The core person in all this is the GP. The GP provides the continuity. In Scotland, the summary care record is used for out-of-hours care. The GP must register a patient on the palliative care register, and that is automatically shared. If, at the weekend, someone is called in, they know what the aim is, which is that that person wants to die at home. If someone has been kept at home for months with lots of support, there is then nothing worse than if, in the last 24 hours, the family panics—“Mum’s got worse. What do I do? Dial 999”—and the person ends up in an ambulance and then in hospital. That is just a disaster.
As the hon. Member for Totnes (Dr Wollaston) said, we need to tackle training. We need to train our students, our doctors, our nurses and our carers in all the settings, because people will die in all the settings. People will still die in hospital. That is unavoidable, as was said by the hon. Member for Strangford (Jim Shannon), who is no longer in his place, but it is not an excuse for poor care or poor communication.
Ayr hospice in my constituency provides the liaison services to the hospital in which I worked, so we had palliative care consultants, liaison nurses and training for other staff. We also have a beautiful hospice that provides outreach and home care, and is trying to educate the whole community.

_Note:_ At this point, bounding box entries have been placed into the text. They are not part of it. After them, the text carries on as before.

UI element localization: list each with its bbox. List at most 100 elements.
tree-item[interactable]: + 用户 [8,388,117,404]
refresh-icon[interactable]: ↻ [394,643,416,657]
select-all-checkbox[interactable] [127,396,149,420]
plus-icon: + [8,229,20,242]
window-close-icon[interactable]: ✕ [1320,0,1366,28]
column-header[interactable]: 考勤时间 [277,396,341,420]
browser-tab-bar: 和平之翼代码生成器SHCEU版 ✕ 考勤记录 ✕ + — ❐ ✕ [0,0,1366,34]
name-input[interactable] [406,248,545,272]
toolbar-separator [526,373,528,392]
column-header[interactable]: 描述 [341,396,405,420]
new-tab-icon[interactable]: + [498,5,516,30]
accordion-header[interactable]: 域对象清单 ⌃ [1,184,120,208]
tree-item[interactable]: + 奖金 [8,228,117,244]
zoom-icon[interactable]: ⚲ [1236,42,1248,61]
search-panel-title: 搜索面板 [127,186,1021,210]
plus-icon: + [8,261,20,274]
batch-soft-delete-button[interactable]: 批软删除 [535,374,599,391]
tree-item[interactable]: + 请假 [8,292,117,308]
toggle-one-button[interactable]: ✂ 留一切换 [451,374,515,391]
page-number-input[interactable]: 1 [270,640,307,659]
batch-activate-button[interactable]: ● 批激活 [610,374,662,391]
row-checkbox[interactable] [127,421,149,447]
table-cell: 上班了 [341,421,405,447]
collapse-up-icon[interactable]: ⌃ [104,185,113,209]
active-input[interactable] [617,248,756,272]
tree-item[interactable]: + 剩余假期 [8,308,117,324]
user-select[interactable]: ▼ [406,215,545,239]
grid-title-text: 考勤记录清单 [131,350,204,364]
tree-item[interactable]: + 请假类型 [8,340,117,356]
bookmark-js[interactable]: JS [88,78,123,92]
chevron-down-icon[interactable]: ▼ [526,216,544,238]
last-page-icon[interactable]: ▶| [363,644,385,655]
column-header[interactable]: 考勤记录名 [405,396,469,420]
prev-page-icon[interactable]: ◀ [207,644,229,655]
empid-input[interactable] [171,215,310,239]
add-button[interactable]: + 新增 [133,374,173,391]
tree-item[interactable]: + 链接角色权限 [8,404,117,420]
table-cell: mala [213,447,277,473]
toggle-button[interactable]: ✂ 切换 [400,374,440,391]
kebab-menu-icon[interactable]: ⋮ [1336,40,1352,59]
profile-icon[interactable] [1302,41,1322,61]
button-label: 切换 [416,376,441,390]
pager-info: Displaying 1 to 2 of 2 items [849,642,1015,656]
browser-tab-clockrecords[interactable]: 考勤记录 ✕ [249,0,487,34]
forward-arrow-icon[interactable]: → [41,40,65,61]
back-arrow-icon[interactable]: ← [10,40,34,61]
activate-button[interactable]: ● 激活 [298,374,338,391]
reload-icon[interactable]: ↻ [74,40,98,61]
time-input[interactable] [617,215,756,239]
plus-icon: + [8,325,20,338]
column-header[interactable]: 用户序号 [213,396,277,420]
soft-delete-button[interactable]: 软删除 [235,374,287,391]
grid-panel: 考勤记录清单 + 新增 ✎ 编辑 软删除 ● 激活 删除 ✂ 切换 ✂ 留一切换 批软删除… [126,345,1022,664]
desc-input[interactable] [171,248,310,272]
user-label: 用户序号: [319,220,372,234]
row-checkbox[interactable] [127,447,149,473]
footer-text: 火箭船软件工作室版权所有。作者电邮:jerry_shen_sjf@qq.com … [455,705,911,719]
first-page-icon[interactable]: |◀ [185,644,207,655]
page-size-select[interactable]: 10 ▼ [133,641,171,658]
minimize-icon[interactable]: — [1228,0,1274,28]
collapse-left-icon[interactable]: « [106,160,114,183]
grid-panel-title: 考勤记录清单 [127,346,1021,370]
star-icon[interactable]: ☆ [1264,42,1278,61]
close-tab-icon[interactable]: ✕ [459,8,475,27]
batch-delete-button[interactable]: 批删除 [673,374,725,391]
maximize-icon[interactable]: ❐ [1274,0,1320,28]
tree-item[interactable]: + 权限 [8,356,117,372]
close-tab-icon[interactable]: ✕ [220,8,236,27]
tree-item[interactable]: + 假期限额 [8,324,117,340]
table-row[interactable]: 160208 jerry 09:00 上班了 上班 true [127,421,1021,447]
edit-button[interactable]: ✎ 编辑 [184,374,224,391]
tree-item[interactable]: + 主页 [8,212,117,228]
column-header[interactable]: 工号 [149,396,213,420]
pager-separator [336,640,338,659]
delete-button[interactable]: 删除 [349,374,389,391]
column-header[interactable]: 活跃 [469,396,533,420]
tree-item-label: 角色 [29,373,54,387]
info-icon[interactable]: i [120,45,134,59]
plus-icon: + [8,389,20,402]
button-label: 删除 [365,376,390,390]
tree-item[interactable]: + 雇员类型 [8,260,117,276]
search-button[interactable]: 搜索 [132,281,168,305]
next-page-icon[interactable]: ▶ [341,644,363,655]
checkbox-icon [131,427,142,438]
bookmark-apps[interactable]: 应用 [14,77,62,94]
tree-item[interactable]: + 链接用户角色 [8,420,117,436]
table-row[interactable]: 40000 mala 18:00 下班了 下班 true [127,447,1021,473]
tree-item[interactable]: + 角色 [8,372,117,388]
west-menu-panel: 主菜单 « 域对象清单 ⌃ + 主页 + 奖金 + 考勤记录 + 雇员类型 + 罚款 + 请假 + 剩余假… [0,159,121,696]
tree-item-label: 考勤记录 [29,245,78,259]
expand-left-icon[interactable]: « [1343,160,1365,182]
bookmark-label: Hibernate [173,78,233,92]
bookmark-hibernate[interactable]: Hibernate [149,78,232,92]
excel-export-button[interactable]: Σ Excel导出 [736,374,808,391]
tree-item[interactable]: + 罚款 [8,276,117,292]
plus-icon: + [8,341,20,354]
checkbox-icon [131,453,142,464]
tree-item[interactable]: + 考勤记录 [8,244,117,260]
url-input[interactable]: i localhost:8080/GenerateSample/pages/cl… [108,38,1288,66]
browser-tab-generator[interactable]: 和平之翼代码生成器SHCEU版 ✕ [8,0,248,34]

In Scotland, the funding of hospices is 50:50, whereas here, as we have heard, the average is a third, so it is very variable. Hospices now talk about the increased complexity of commissioning. Many of them deal with multiple clinical commissioning groups—the average is four—and they feel that they are having to jump through many hoops in exchange for whatever bit of finance they get. Hospices need to be put on a safe financial basis, and they also need to be able to plan their funding for the future.
We must not forget the care home. By 2030, a quarter of us will die in a care home, and that is the thing that many of us are most frightened of. That is because we have a sense of it as a place that we are tidied away to, and we fear that. We need to improve the quality of care homes and to individualise the care. We also need to introduce this end of life and palliative care philosophy to those homes.
Of course, the prize is dying at home. That is what 80% of people choose. In Scotland, we are lucky because we already have free personal care. Patients who are under 65 and have had a DS1500, which defines them as within six months of death, get free social care. We do not have the barrier that there is in England of either the difficulty of paying or the sheer time it takes to go through means-testing to get care organised. None the less, we have our challenges. The social care has to be in place. We know that all local authorities are struggling to balance their budgets. As has been mentioned by Macmillan, Marie Curie, Nuffield and the palliative care review five years ago, this would save money in the long term. However, the money cannot just be taken from the hospital and given to social care or to palliative care, because the hospital would fall over. We have to double-invest initially because, as with a Rubik’s cube, we need that little bit of space to move the first piece before anything else will happen.
This has been going around since 2011, and we are calling on the Minister to grasp the nettle and rise to the challenge. We need to follow the patient and support them through the whole journey and, as was mentioned, to support people after that journey through bereavement, to ensure that they have access to support and are not left struggling after the loss of a loved one.
It is well known that people will cope with bereavement better if their loved one has had a good journey. As was mentioned, in the assisted dying debate we threw down the challenge that if we voted against that, we had to provide high quality palliative care, to allow people to end their journey not in fear, not in pain and not feeling a burden. I call on the Minister and the Government to rise to that challenge.